The requirement for notice or knowledge of the potential falsity arises from the “malice” standard that applies to defamation of public figures. But for defamation of individuals who are not in the public eye, or for the application of many other causes of action that could impose civil liability for something said or portrayed in some online third-party post, notice of the violation may not be a necessary precondition to liability for someone who publishes the material. Thus, everything would need to be reviewed.
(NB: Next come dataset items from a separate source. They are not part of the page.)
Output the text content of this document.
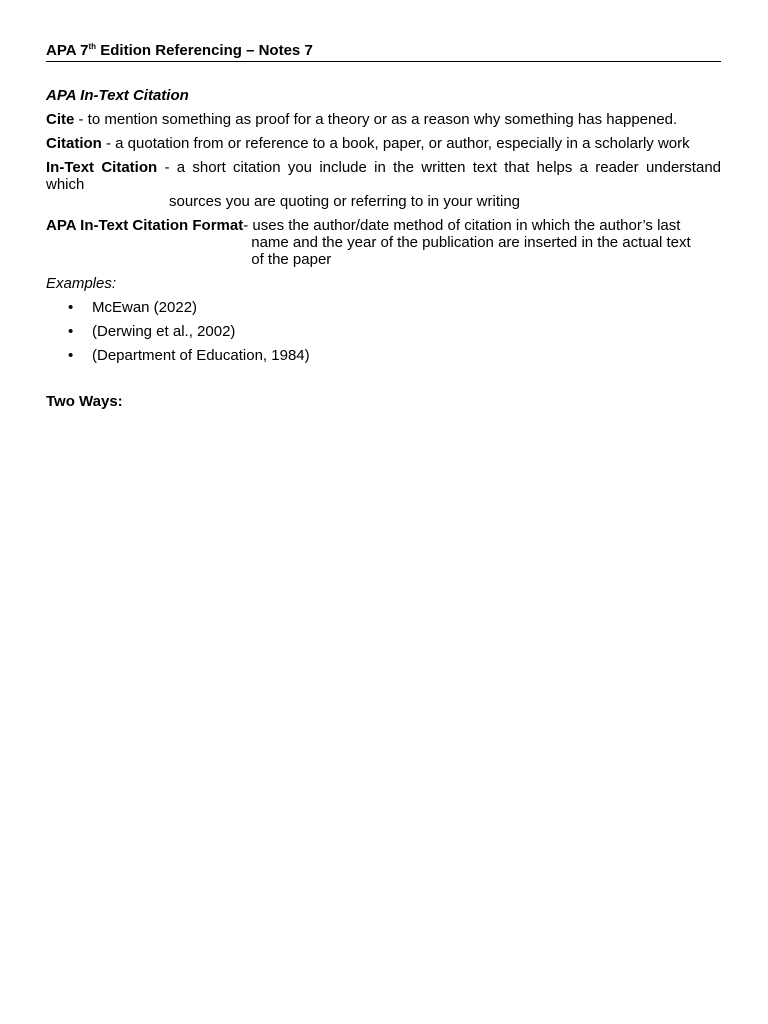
APA 7th Edition Referencing – Notes 7
APA In-Text Citation
Cite - to mention something as proof for a theory or as a reason why something has happened.
Citation - a quotation from or reference to a book, paper, or author, especially in a scholarly work
In-Text Citation - a short citation you include in the written text that helps a reader understand
which
sources you are quoting or referring to in your writing
APA In-Text Citation Format - uses the author/date method of citation in which the author’s last
name and the year of the publication are inserted in the actual text
of the paper
Examples:
• McEwan (2022)
• (Derwing et al., 2002)
• (Department of Education, 1984)
Two Ways:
And because everything that is posted could pose a risk, sites without Section 230 protections are much more likely to be aggressive in taking down anything that is close to the line where potential liability could be raised.
Thus, if the Executive Order did result in fewer sites having Section 230 protections, it could well result in even less speech being posted online than currently available, and more content being “censored” – seemingly the opposite effect that the order allegedly seeks. Of course, before that happens, there are many other actions necessary before this result would occur – including the request that the FCC commence a rulemaking to review the application of Section 230. Those issues will be discussed in a future post.